Here are the ones that seem most viable:
- Commercial real estate
Kendrick’s public deals are all residential, but he can expand. He was friends with Nipsey Hussle who had commercial development plans in South Central Los Angeles. Kendrick is one of the best people to help the marathon continue. Similarly, I assume K.Dot is already in REITs, but if he’s not, then that’s a logical expansion.
Art, like real estate, is illiquid and best for those who have a long-term horizon. He has surely seen the artwork collected by moguls like Diddy and Jay Z. Fine art is technically a form of materialism, which Kendrick dismisses. But I’d like to assume he distinguishes an investment in a Kerry James Marshall painting from a buying a Phantom.
- Development in Africa
Kendrick’s trip to Africa was life-changing. He can follow Akon’s path to spur economic development throughout the continent. Akon Lighting Africa has faced setbacks due to bureaucracy, but hard work hasn’t stopped Kendrick from achieving a goal. He’s willing to pursue endeavors that take time.
Companies seeking partnerships should look at Kendrick’s past deals. They indicate where his interests lie. Kendrick and Tidal are very much aligned. He never do an album exclusive, but the digital streaming provider supports social issues that hit home for Kendrick. He could working with Tidal similar to how Meek Mill did with the Championships album rollout and the #CRWN series.
A Toyota partnership would have been hilarious given his sister’s car, but I can’t see Kendrick stumping for any car company given his stance on materialism. Buying Toyota is different than repping Toyota.

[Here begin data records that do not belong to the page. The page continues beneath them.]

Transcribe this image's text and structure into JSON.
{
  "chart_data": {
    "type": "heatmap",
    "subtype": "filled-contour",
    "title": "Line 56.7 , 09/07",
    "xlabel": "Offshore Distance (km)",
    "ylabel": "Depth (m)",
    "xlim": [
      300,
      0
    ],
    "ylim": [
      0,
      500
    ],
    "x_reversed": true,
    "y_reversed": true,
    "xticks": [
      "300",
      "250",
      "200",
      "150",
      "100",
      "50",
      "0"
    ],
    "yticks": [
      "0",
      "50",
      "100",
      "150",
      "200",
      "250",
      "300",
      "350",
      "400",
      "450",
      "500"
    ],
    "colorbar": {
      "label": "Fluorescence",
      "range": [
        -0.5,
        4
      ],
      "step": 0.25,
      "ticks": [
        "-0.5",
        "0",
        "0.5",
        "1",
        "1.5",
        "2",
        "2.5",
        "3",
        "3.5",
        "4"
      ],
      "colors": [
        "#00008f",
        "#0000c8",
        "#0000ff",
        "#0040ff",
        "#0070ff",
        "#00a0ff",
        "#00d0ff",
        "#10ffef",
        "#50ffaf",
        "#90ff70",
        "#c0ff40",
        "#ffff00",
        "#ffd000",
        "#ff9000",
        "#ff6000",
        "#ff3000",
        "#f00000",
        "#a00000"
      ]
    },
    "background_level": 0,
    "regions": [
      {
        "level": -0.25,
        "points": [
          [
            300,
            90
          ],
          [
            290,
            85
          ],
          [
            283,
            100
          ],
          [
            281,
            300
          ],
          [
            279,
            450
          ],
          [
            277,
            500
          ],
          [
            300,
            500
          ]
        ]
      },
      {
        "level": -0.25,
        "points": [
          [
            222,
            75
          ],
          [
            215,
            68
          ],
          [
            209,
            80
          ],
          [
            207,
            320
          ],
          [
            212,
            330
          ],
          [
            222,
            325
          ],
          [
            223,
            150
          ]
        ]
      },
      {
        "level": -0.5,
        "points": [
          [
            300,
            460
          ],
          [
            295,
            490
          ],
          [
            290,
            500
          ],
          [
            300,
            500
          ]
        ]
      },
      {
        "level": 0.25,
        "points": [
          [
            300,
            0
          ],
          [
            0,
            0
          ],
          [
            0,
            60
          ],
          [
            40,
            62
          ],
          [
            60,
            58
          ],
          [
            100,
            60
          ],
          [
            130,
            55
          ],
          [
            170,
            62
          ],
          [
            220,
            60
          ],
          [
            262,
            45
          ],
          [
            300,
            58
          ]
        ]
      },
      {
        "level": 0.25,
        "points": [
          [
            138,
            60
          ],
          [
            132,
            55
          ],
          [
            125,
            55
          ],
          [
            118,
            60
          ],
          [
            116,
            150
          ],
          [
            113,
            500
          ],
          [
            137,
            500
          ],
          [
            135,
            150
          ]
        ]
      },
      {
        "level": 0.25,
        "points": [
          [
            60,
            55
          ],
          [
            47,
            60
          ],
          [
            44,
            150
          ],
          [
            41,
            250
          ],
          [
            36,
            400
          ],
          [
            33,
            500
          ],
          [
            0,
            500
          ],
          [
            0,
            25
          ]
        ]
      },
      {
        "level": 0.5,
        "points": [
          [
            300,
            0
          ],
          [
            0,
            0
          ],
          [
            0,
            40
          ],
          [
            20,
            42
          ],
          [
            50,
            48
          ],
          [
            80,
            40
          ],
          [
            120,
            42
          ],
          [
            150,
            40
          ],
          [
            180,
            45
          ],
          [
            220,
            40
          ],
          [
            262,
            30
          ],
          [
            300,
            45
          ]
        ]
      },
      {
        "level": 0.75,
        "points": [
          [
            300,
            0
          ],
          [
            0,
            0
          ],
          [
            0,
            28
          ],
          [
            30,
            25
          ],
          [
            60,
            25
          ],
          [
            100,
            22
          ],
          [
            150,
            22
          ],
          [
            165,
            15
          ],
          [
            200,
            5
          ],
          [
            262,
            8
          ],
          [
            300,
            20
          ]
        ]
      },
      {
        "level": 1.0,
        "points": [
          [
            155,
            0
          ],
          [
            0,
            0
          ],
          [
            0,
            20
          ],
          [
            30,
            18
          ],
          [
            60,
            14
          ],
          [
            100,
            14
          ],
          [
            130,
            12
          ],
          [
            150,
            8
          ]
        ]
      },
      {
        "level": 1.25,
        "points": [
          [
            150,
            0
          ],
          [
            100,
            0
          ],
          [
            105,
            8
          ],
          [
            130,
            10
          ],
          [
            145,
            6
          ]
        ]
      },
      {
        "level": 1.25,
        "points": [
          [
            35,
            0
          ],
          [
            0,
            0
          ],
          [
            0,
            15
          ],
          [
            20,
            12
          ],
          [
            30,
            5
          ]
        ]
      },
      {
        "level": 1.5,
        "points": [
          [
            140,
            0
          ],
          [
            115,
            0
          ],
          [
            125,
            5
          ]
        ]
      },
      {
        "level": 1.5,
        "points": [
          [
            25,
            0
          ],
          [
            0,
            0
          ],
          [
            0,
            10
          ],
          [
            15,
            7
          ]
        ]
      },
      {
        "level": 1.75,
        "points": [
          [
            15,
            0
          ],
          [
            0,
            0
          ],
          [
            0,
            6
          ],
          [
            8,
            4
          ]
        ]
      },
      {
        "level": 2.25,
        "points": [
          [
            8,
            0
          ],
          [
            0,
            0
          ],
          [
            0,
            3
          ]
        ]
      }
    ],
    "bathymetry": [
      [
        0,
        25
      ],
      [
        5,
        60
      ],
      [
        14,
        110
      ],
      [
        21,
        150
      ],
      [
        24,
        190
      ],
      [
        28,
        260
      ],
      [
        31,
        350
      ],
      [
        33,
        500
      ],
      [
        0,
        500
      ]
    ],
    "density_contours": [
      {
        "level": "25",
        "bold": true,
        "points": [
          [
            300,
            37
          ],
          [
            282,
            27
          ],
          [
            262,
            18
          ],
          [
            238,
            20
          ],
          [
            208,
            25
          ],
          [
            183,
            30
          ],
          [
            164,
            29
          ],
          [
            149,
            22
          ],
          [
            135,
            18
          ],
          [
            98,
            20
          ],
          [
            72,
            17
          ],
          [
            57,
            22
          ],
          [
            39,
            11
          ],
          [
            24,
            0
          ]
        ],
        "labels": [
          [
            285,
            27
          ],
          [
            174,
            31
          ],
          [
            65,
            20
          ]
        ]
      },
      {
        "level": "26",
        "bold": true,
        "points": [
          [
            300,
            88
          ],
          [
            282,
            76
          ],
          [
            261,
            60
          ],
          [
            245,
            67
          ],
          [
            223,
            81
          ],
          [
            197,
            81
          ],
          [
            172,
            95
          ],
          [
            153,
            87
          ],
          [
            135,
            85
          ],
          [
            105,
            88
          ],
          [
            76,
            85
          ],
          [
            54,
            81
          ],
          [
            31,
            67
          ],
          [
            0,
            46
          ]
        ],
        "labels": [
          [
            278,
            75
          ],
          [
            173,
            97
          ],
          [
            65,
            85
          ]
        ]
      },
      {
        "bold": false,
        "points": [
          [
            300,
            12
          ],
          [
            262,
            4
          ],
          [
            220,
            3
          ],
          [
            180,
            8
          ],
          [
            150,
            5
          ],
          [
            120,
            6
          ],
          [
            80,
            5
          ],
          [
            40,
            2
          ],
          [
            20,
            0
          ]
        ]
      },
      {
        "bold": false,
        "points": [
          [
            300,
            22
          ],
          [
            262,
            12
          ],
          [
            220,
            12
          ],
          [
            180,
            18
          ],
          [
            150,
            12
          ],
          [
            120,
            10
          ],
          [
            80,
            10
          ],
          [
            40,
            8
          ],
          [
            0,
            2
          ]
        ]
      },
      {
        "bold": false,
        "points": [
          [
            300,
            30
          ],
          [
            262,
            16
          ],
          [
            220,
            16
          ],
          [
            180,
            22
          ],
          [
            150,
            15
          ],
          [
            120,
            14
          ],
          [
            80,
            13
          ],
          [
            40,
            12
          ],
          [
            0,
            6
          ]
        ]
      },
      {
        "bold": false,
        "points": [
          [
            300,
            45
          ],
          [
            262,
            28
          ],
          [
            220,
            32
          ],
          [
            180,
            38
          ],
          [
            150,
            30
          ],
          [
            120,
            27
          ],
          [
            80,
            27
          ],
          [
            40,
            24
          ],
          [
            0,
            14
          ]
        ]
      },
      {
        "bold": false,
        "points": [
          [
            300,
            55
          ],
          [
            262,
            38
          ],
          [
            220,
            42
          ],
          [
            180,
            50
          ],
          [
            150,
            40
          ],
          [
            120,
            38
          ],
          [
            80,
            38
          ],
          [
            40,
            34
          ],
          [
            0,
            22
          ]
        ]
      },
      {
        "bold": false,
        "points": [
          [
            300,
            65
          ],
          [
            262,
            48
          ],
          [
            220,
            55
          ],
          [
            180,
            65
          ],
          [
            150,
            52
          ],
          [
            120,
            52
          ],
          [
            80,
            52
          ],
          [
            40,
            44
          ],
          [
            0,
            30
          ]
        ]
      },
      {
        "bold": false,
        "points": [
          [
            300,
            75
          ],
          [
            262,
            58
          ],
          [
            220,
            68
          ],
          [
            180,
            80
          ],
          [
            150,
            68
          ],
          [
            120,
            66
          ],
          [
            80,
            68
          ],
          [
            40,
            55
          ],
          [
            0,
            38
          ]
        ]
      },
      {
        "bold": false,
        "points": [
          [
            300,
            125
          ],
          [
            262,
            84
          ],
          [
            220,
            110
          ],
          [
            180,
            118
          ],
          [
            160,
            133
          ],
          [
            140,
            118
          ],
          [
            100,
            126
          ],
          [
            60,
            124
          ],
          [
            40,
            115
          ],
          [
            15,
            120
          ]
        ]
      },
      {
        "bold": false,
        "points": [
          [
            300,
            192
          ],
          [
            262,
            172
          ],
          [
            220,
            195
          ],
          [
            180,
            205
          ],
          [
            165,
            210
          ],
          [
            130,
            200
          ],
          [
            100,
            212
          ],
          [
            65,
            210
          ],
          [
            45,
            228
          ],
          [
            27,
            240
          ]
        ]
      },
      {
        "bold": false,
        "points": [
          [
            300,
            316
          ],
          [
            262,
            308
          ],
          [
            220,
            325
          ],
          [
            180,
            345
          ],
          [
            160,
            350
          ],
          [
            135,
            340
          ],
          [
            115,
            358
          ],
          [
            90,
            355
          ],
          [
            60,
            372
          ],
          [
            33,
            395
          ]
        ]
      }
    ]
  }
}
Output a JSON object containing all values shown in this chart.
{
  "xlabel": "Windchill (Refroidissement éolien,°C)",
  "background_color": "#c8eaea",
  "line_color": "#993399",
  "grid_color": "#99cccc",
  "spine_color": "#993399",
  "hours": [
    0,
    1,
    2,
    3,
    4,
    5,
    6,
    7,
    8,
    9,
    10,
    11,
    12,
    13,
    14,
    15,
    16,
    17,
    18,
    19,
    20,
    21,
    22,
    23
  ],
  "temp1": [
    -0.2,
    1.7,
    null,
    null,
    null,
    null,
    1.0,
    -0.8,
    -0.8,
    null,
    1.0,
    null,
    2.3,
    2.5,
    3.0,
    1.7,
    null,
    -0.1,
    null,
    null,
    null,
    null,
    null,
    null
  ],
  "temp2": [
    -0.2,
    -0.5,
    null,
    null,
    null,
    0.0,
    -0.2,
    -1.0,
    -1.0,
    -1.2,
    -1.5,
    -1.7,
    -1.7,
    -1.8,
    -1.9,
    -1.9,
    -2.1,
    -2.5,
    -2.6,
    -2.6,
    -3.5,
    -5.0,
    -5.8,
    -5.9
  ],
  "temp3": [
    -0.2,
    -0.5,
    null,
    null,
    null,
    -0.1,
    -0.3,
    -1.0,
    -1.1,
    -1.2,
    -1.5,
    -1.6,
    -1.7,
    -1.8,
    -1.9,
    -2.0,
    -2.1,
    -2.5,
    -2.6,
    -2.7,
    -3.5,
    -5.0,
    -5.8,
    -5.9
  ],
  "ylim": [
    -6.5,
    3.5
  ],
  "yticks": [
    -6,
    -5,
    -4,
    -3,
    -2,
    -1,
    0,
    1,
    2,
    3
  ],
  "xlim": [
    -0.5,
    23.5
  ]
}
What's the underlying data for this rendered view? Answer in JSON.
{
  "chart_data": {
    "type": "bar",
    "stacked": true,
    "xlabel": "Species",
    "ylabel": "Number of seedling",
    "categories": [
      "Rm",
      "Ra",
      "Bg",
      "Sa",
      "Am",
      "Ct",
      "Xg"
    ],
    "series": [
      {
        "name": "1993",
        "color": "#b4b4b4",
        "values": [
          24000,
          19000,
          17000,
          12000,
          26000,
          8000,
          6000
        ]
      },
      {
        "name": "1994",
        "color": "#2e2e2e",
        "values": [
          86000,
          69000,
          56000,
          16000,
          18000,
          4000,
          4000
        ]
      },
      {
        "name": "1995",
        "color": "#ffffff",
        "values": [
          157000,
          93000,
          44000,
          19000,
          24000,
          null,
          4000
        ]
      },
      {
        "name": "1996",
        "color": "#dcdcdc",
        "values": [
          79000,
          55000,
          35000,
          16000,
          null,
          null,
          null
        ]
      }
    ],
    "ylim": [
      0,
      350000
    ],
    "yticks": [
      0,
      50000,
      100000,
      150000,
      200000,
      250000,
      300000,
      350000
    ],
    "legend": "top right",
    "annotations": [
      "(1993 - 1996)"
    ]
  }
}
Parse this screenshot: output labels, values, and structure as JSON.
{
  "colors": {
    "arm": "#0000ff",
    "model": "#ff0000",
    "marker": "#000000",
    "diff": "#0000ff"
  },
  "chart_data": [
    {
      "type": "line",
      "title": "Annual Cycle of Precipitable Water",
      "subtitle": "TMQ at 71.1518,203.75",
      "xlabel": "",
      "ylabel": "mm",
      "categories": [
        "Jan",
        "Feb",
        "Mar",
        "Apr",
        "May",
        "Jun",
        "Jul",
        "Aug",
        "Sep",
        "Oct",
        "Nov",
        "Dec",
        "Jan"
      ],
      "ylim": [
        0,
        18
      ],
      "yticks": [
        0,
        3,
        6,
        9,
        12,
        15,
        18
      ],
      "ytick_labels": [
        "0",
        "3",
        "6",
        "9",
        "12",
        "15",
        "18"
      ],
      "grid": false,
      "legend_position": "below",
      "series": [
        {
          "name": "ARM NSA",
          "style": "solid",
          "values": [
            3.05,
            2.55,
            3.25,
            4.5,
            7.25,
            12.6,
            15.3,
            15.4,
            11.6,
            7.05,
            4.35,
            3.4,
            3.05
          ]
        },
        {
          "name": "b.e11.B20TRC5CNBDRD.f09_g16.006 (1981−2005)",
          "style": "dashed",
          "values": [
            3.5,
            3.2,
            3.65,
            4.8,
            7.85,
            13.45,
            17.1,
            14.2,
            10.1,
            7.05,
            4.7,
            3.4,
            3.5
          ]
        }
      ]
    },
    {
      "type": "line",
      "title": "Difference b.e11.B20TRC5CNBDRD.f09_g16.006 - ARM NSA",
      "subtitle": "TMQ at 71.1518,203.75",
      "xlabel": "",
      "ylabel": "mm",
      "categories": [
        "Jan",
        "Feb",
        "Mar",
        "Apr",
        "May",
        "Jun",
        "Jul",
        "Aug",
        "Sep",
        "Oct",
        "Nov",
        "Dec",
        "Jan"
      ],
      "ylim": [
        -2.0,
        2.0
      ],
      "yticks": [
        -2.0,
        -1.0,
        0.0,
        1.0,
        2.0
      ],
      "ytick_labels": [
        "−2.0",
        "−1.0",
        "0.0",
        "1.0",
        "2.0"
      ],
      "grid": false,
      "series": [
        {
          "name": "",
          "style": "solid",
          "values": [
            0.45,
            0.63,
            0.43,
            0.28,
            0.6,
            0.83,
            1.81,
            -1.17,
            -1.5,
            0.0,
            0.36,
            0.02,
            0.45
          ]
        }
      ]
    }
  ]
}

Years down the road, when Kendrick is a retired rapper and real estate tycoon in Southern California, he’ll be that uncle at holiday dinners. Not the problematic one, but the one who tell kids stuff like, “that new money game is cute and all, but you need to invest your money in assets with compounding interest.” And when the kids say, “But Uncle Kendrick, didn’t you partner with Amex?” He’ll say, “Do as I say, not as I do.”
One thing’s for certain—Kendrick Lamar will be good. He won’t cash out on the next unicorn IPOs like his peers, but his real estate investments will grow. If he becomes a billionaire, it will be decades from now. It’s the long game. And when he reaches billionaire status, he’ll still buy his loved ones reliable four-door sedans and modestly-sized homes.